Dreaming of a career as a singer, Ruby faces challenges practicing for an audition to win a scholarship to Boston’s Berklee School of Music.  The choir teacher, Mr. V (Eugenio Derbez), recognizes her talent, empathizes with her family’s needs, but nevertheless reminds Ruby of this once-in-a-lifetime opportunity.

Particularly noteworthy are moments of poignancy, particularly between Ruby and her mother and separately, with her father that are universal but also specific to Deaf culture.

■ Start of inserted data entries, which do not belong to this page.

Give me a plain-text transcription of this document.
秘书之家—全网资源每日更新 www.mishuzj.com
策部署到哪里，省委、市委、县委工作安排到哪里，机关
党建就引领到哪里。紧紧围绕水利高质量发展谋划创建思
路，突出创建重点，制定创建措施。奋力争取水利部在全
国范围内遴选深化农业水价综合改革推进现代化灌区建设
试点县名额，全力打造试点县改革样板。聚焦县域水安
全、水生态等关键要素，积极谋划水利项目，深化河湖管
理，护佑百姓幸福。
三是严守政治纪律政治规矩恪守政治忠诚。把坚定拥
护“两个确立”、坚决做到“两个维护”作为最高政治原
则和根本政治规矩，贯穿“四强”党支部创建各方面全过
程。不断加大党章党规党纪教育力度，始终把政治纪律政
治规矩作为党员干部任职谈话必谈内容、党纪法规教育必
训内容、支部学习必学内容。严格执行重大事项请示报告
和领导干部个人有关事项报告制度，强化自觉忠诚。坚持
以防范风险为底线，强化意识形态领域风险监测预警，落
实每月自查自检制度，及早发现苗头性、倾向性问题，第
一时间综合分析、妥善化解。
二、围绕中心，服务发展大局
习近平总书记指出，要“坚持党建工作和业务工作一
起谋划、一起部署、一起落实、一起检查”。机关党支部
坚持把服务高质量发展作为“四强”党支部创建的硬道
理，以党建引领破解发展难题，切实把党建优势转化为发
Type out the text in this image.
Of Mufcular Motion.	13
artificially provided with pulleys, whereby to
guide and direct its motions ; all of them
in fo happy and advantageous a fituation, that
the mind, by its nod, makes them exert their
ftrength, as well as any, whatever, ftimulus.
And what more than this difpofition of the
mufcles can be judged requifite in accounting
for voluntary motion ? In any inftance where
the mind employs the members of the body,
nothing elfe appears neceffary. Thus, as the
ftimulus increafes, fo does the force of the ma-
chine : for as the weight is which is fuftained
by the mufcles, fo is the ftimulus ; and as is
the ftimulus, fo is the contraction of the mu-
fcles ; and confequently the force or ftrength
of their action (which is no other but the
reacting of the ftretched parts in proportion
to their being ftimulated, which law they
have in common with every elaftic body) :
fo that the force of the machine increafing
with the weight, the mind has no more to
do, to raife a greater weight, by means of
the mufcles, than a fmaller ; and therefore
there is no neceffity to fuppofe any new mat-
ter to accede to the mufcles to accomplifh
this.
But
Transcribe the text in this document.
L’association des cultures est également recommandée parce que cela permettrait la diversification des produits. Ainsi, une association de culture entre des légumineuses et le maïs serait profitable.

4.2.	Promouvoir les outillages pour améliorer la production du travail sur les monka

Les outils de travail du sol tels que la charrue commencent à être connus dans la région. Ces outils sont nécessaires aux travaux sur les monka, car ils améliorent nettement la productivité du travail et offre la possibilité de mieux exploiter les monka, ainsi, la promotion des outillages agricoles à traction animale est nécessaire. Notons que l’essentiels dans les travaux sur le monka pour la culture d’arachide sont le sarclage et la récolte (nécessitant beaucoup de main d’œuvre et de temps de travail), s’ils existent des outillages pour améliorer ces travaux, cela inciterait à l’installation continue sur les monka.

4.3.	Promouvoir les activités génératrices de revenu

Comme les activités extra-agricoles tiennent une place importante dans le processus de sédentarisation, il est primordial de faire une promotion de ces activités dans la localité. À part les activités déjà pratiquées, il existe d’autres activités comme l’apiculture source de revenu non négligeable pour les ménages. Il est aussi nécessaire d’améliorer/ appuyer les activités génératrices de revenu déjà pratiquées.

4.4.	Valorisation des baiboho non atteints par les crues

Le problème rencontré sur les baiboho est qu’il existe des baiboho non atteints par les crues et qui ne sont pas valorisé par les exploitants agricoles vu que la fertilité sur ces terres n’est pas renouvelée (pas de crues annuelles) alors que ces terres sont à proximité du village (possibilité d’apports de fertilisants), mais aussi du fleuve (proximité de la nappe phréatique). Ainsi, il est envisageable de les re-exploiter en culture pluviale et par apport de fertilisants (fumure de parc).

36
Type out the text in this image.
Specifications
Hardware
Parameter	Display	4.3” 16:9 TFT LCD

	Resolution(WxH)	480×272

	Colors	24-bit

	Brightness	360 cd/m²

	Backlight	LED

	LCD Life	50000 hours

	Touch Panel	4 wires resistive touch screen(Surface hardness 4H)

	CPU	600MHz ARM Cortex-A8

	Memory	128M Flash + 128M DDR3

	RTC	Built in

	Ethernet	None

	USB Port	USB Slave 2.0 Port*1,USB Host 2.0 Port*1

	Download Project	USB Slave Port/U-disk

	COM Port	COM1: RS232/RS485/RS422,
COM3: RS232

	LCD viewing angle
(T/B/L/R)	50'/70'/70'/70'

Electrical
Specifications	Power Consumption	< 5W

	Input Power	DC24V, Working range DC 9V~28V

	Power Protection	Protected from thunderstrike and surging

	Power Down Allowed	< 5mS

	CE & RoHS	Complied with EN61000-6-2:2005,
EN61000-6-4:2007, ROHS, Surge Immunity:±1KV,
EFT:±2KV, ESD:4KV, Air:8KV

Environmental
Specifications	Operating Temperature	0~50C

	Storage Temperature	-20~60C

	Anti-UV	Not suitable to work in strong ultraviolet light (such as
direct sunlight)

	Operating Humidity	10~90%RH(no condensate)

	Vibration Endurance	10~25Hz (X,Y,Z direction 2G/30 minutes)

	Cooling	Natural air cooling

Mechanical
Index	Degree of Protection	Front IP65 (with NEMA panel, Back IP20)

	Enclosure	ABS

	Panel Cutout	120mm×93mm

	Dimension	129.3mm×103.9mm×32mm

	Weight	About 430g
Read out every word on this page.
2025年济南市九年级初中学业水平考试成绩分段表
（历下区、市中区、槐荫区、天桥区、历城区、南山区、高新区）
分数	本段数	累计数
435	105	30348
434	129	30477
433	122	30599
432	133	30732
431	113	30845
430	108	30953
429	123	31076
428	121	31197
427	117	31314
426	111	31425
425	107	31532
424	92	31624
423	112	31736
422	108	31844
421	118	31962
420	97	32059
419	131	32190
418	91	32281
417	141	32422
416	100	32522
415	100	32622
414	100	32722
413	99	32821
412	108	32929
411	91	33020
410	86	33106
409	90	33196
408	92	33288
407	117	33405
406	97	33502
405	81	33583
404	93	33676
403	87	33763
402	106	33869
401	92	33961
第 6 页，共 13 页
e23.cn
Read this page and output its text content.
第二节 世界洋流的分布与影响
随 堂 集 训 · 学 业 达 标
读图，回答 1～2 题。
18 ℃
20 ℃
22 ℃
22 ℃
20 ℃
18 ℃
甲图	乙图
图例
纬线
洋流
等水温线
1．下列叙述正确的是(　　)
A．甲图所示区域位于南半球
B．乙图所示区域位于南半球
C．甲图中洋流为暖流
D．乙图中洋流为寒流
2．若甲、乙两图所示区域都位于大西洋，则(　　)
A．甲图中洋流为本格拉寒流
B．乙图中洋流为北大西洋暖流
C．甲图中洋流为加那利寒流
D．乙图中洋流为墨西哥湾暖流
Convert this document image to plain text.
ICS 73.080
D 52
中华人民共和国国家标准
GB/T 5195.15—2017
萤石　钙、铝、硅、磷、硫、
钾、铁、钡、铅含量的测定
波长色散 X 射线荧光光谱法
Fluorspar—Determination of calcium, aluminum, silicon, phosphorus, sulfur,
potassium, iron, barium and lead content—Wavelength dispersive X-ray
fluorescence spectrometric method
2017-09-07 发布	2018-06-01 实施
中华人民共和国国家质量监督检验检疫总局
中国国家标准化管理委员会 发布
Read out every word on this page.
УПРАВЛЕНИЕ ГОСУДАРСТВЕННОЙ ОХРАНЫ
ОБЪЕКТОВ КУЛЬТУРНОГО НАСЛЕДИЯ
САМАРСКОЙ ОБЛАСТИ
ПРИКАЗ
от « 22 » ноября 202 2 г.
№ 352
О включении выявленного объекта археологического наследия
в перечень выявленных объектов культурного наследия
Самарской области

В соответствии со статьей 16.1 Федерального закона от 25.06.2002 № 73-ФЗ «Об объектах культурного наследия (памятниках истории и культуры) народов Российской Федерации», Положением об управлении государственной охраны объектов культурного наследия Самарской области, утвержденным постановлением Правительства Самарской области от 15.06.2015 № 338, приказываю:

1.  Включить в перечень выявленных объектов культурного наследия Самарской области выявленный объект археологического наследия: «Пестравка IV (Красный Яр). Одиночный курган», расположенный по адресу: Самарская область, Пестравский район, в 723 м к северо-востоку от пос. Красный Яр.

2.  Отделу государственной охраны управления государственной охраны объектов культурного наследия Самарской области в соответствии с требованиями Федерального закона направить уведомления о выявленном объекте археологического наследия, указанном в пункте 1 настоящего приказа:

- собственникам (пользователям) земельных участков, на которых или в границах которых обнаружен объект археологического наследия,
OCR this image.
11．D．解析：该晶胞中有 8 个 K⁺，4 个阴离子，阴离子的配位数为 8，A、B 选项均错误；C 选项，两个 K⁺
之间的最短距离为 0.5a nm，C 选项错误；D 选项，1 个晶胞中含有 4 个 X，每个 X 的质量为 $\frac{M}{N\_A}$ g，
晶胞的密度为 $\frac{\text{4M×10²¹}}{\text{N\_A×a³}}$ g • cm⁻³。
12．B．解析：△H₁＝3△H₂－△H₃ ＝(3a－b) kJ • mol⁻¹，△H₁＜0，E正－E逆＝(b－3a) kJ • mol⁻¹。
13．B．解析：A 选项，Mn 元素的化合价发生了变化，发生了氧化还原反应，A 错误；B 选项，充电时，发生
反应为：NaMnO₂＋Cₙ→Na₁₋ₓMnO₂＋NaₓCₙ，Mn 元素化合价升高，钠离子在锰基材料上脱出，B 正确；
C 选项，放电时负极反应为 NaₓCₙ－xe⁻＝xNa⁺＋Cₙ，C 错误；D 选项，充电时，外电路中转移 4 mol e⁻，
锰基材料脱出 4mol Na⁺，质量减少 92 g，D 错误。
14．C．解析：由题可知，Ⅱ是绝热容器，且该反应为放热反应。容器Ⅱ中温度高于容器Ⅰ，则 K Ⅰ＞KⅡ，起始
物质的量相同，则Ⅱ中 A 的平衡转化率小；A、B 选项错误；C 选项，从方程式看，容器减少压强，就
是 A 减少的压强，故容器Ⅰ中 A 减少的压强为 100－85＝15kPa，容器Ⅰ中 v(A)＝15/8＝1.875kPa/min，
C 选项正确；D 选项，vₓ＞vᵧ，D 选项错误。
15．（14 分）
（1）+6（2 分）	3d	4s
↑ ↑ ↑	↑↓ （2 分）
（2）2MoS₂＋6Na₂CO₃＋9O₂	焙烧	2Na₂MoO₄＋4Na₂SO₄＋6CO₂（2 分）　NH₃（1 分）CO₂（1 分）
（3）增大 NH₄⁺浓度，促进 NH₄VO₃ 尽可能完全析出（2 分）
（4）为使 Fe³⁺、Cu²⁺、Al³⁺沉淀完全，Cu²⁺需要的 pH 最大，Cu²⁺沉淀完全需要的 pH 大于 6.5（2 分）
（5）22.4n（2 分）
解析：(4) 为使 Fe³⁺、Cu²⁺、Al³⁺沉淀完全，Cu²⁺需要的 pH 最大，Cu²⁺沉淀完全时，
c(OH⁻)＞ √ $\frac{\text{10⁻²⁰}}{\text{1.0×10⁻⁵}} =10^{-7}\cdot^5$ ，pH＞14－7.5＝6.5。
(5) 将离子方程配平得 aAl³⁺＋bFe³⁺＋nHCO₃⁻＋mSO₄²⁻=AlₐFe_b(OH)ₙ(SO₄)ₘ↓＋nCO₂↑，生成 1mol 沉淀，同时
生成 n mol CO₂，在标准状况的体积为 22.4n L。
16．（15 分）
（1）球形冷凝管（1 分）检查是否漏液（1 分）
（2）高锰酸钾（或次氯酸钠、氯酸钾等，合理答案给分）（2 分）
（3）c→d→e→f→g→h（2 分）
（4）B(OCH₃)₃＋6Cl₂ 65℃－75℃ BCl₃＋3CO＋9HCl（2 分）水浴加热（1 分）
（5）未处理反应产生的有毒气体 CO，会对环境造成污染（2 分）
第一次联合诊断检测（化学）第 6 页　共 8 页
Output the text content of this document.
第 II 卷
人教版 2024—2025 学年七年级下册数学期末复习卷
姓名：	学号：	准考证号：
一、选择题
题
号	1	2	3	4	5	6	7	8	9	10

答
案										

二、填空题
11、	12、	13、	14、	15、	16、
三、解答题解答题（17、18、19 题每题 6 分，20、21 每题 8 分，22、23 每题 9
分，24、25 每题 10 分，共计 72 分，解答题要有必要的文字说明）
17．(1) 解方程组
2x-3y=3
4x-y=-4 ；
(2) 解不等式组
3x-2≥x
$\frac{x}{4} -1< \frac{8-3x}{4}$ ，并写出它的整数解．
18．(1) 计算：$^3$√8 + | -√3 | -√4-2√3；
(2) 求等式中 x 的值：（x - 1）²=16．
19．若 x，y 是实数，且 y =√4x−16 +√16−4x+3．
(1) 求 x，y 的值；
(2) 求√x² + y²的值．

Because her parents will never experience the sound of Ruby’s exquisite voice, the scene between Frank and Ruby, where he tries to understand the timbre of her voice and resulting talent, is exceptionally touching.

A very heartwarming glimpse of Deaf culture, without becoming unforgivably saccharine, in no small part is due to the gifted actors, especially Emilia Jones, Marlee Matlin, and Troy Kotsur.

Availability:  Apple+

Note:   Marlee Matlin, Troy Kotsur, and Daniel Durant are deaf actors. The French movie upon which Coda is based–La Famille Bélier–controversially cast hearing actors for all major roles.